During the show, Slavova meanders around stage interacting with the three sea lions: Kitty Kat, Stella and Syra. They don’t perform tricks, but instead showcase their innate behaviors refined into a stage act. A flick of the nose balances an inflatable ball, a scooch across stage is a moonwalk to Michael Jackson’s “Thriller” and a conga line ends the event to showcase the strength of the sea lions hind-flippers.

Mixed into the show are messages about the environment, the importance of recycling and global warming. Slavova throws up a water bottle, the sea lion smacks it down. They don’t appreciate trash, she announces to the crowd.

Standing to the side of the stage is her life partner, Marco Peters. He came from a circus family too. Born in Amsterdam, Marco spent the summers of his childhood traveling around Holland with his brother, Philip, and his father, the ringmaster of the German circus Sarrasani. For him, it was just the same; he was a natural.



“My father was a television producer and he loved the circus,” Peters said. “Every year, German circuses came to Holland for a few months and they needed a native talker, someone who spoke Dutch. So every year, he would become sort of a guest ringmaster in Holland, and that’s how I got introduced into the circus life.”

The two have worked in some of the greatest shows on Earth — Marco with Philip and Slavova with her family.
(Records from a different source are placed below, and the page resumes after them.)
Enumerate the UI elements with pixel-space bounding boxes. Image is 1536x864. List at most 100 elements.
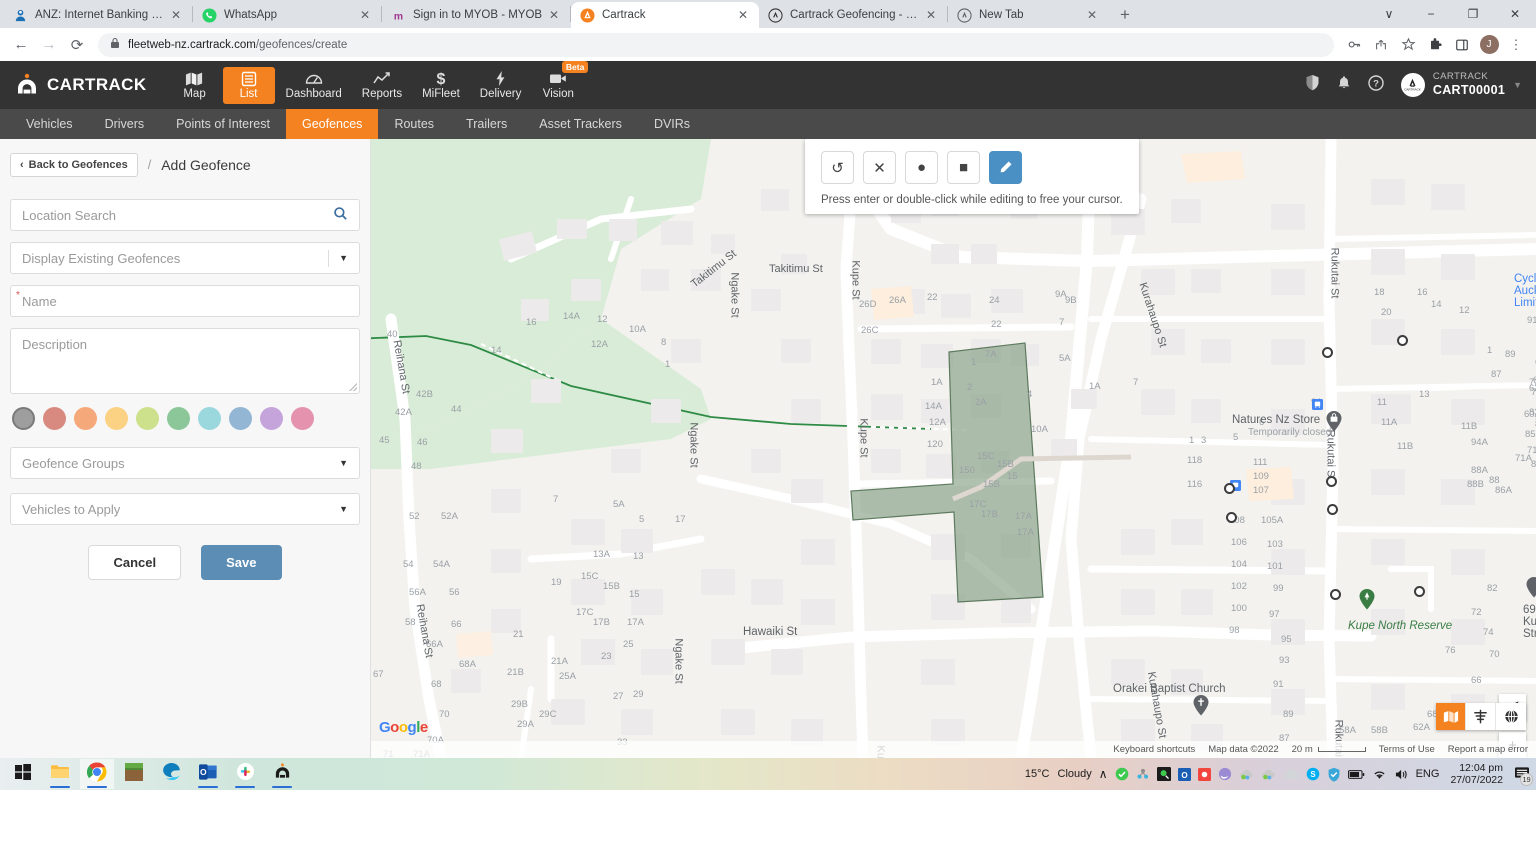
color-swatch-blue[interactable]	[229, 407, 252, 430]
color-swatch-green[interactable]	[167, 407, 190, 430]
back-to-geofences-button[interactable]: ‹ Back to Geofences	[10, 153, 138, 177]
subnav-item-dvirs[interactable]: DVIRs	[638, 109, 706, 139]
help-icon[interactable]: ?	[1368, 75, 1384, 95]
nav-item-mifleet[interactable]: $ MiFleet	[413, 67, 469, 104]
wifi-icon[interactable]	[1372, 768, 1387, 780]
globe-icon[interactable]	[1496, 703, 1526, 730]
geofence-groups-select[interactable]: Geofence Groups ▼	[10, 447, 360, 479]
cartrack-logo[interactable]: CARTRACK	[14, 72, 147, 98]
color-swatch-lime[interactable]	[136, 407, 159, 430]
language-indicator[interactable]: ENG	[1416, 768, 1440, 780]
screen-icon[interactable]	[1157, 767, 1171, 781]
back-icon[interactable]: ←	[8, 32, 34, 58]
subnav-item-vehicles[interactable]: Vehicles	[10, 109, 89, 139]
nav-item-delivery[interactable]: Delivery	[471, 67, 531, 104]
color-swatch-pink[interactable]	[291, 407, 314, 430]
new-tab-button[interactable]: +	[1111, 2, 1139, 28]
map-layers-icon[interactable]	[1436, 703, 1466, 730]
file-explorer-button[interactable]	[43, 759, 77, 789]
extensions-icon[interactable]	[1423, 33, 1447, 57]
nav-item-map[interactable]: Map	[169, 67, 221, 104]
subnav-item-asset-trackers[interactable]: Asset Trackers	[523, 109, 638, 139]
red-app-icon[interactable]	[1198, 768, 1211, 781]
cancel-button[interactable]: Cancel	[88, 545, 181, 580]
nav-item-reports[interactable]: Reports	[353, 67, 411, 104]
bookmark-star-icon[interactable]	[1396, 33, 1420, 57]
share-icon[interactable]	[1369, 33, 1393, 57]
chevron-down-icon[interactable]: ▼	[339, 253, 348, 263]
color-swatch-red[interactable]	[43, 407, 66, 430]
keyboard-shortcuts-link[interactable]: Keyboard shortcuts	[1113, 744, 1195, 755]
browser-tab[interactable]: Cartrack Geofencing - Cartrack™ ✕	[759, 2, 947, 28]
shield-icon[interactable]	[1305, 74, 1320, 95]
square-icon[interactable]: ■	[947, 151, 980, 184]
pencil-icon[interactable]	[989, 151, 1022, 184]
notification-center-button[interactable]: 19	[1514, 766, 1530, 783]
edge-tray-icon[interactable]	[1218, 767, 1232, 781]
search-icon[interactable]	[333, 206, 348, 224]
circle-icon[interactable]: ●	[905, 151, 938, 184]
color-swatch-yellow[interactable]	[105, 407, 128, 430]
undo-icon[interactable]: ↺	[821, 151, 854, 184]
subnav-item-drivers[interactable]: Drivers	[89, 109, 161, 139]
close-window-button[interactable]: ✕	[1494, 0, 1536, 28]
close-icon[interactable]: ✕	[168, 7, 184, 23]
terms-of-use-link[interactable]: Terms of Use	[1379, 744, 1435, 755]
location-search-input[interactable]: Location Search	[10, 199, 360, 231]
subnav-item-points-of-interest[interactable]: Points of Interest	[160, 109, 286, 139]
close-icon[interactable]: ✕	[357, 7, 373, 23]
address-bar[interactable]: fleetweb-nz.cartrack.com/geofences/creat…	[98, 33, 1334, 57]
close-icon[interactable]: ✕	[546, 7, 562, 23]
street-view-icon[interactable]	[1466, 703, 1496, 730]
volume-icon[interactable]	[1394, 768, 1409, 781]
browser-tab-active[interactable]: Cartrack ✕	[571, 2, 759, 28]
onedrive-sync-icon-2[interactable]	[1261, 767, 1276, 781]
checkmark-icon[interactable]	[1115, 767, 1129, 781]
network-share-icon[interactable]	[1136, 767, 1150, 781]
close-icon[interactable]: ✕	[1084, 7, 1100, 23]
close-icon[interactable]: ✕	[923, 7, 939, 23]
google-chrome-button[interactable]	[80, 759, 114, 789]
display-existing-geofences-select[interactable]: Display Existing Geofences ▼	[10, 242, 360, 274]
forward-icon[interactable]: →	[36, 32, 62, 58]
color-swatch-cyan[interactable]	[198, 407, 221, 430]
cartrack-app-button[interactable]	[265, 759, 299, 789]
color-swatch-orange[interactable]	[74, 407, 97, 430]
maximize-button[interactable]: ❐	[1452, 0, 1494, 28]
browser-tab[interactable]: m Sign in to MYOB - MYOB ✕	[382, 2, 570, 28]
sidepanel-icon[interactable]	[1450, 33, 1474, 57]
close-icon[interactable]: ✕	[735, 7, 751, 23]
weather-widget[interactable]: 15°C Cloudy	[1025, 768, 1092, 780]
nav-item-dashboard[interactable]: Dashboard	[277, 67, 351, 104]
profile-avatar[interactable]: J	[1477, 33, 1501, 57]
account-switcher[interactable]: CARTRACK CARTRACK CART00001 ▼	[1401, 72, 1522, 97]
report-map-error-link[interactable]: Report a map error	[1448, 744, 1528, 755]
nav-item-vision[interactable]: Beta Vision	[532, 67, 584, 104]
show-hidden-icons-button[interactable]: ∧	[1099, 767, 1108, 781]
cloud-icon[interactable]	[1283, 768, 1299, 781]
browser-tab[interactable]: WhatsApp ✕	[193, 2, 381, 28]
close-icon[interactable]: ✕	[863, 151, 896, 184]
bell-icon[interactable]	[1337, 75, 1351, 95]
name-input[interactable]: * Name	[10, 285, 360, 317]
chevron-down-icon[interactable]: ▼	[339, 504, 348, 514]
microsoft-edge-button[interactable]	[154, 759, 188, 789]
map-canvas[interactable]: Takitimu St Takitimu St Ngake St Kupe St…	[371, 139, 1536, 758]
browser-menu-icon[interactable]: ⋮	[1504, 33, 1528, 57]
minecraft-button[interactable]	[117, 759, 151, 789]
reload-icon[interactable]: ⟳	[64, 32, 90, 58]
minimize-button[interactable]: −	[1410, 0, 1452, 28]
skype-icon[interactable]: S	[1306, 767, 1320, 781]
chevron-down-icon[interactable]: ▼	[1513, 80, 1522, 90]
nav-item-list[interactable]: List	[223, 67, 275, 104]
tab-search-button[interactable]: ∨	[1368, 0, 1410, 28]
description-textarea[interactable]: Description	[10, 328, 360, 394]
color-swatch-purple[interactable]	[260, 407, 283, 430]
color-swatch-grey[interactable]	[12, 407, 35, 430]
security-icon[interactable]	[1327, 767, 1341, 782]
subnav-item-routes[interactable]: Routes	[378, 109, 450, 139]
browser-tab[interactable]: New Tab ✕	[948, 2, 1108, 28]
clock[interactable]: 12:04 pm 27/07/2022	[1450, 762, 1503, 786]
save-button[interactable]: Save	[201, 545, 281, 580]
subnav-item-geofences[interactable]: Geofences	[286, 109, 378, 139]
She was the first female to ever do a three-man high, which is a horse-riding circus act with one performer standing on a moving horse, another performer on the first’s shoulders and a third performer on top of the second’s. He is the inventor of the Double Wheel of Death, a rotating metal contraption comprised of two steel wheels at opposite ends, suspended roughly 60 feet above the circus floor.

On opening day of the French Cirque d’Hiver Bouglione de Paris, the brothers performed on the wheel and received five years worth of contracts, including Ringling Brothers Barnum & Bailey Circus, one of the largest traveling circuses in the world.

Courtesy of Michelangelo Nock

Courtesy of Michelangelo Nock

 

“In one evening we just got booked and booked,” Marco said, his Danish accent slipping through his Ys and curving at the double Os.

In 1985, the Peters brothers joined the Ringling Brothers on a world tour. Marco was 24 years old and a ringleader of the big animals, such as lions, jaguars and tigers.

That’s where he met Slavova.

“We met and you know how it goes, love and everything,” Marco said. “It was perfect because she was from a circus family as well. When we’d go on the road she’d never ask ‘Oh, why is there no air conditioning?’ Well, the animals need the air conditioning and not us. She understands that.”

After seven years with Ringling Brothers and a lifetime of travel, the two were in search of a sense of stability. Alongside Philip, Marco started his own company, Squalus Inc., in 1991. The same year he and Slavova’s first child was born.

“We started off as a traveling shark exhibit,” Marco said. “At that time, our girlfriends would swim with them in these huge tanks and the men were outside talking about the sharks.”

The act only lasted four years.

In 1995, Marco was approached by a friend about two displaced sea lions. He adopted them, left the shark exhibit to Philip and started Splash.

“From the beginning, I knew that by building something like this to transport marine mammals, I knew there was a chance to really be scrutinized and be taken under the loop and people would look at me and say ‘Well, what is he doing?’” Peters said. “So I wanted to make sure it was foolproof.”

Twelve days out of the year for the past 17 years, Slavova and Peters have stood at the State Fair in Syracuse on a fold-out stage of a custom-made 18-wheeler with two water tanks, two diesel generators and two air conditioners for travel. Two of everything: foolproof.

They travel with six sea lions, all either rescued or born on the road with them, like Syra, who celebrated her second birthday on Sunday. She’s named after the city she was born in: Syracuse.

“You have to have the love for animals,” Slavova said. “You have to be able to dedicate basically your life, because I always say these animals don’t choose. They love us no matter what. They don’t care if I come here with makeup or anything. You just have to be willing to dedicate your life to the animals.”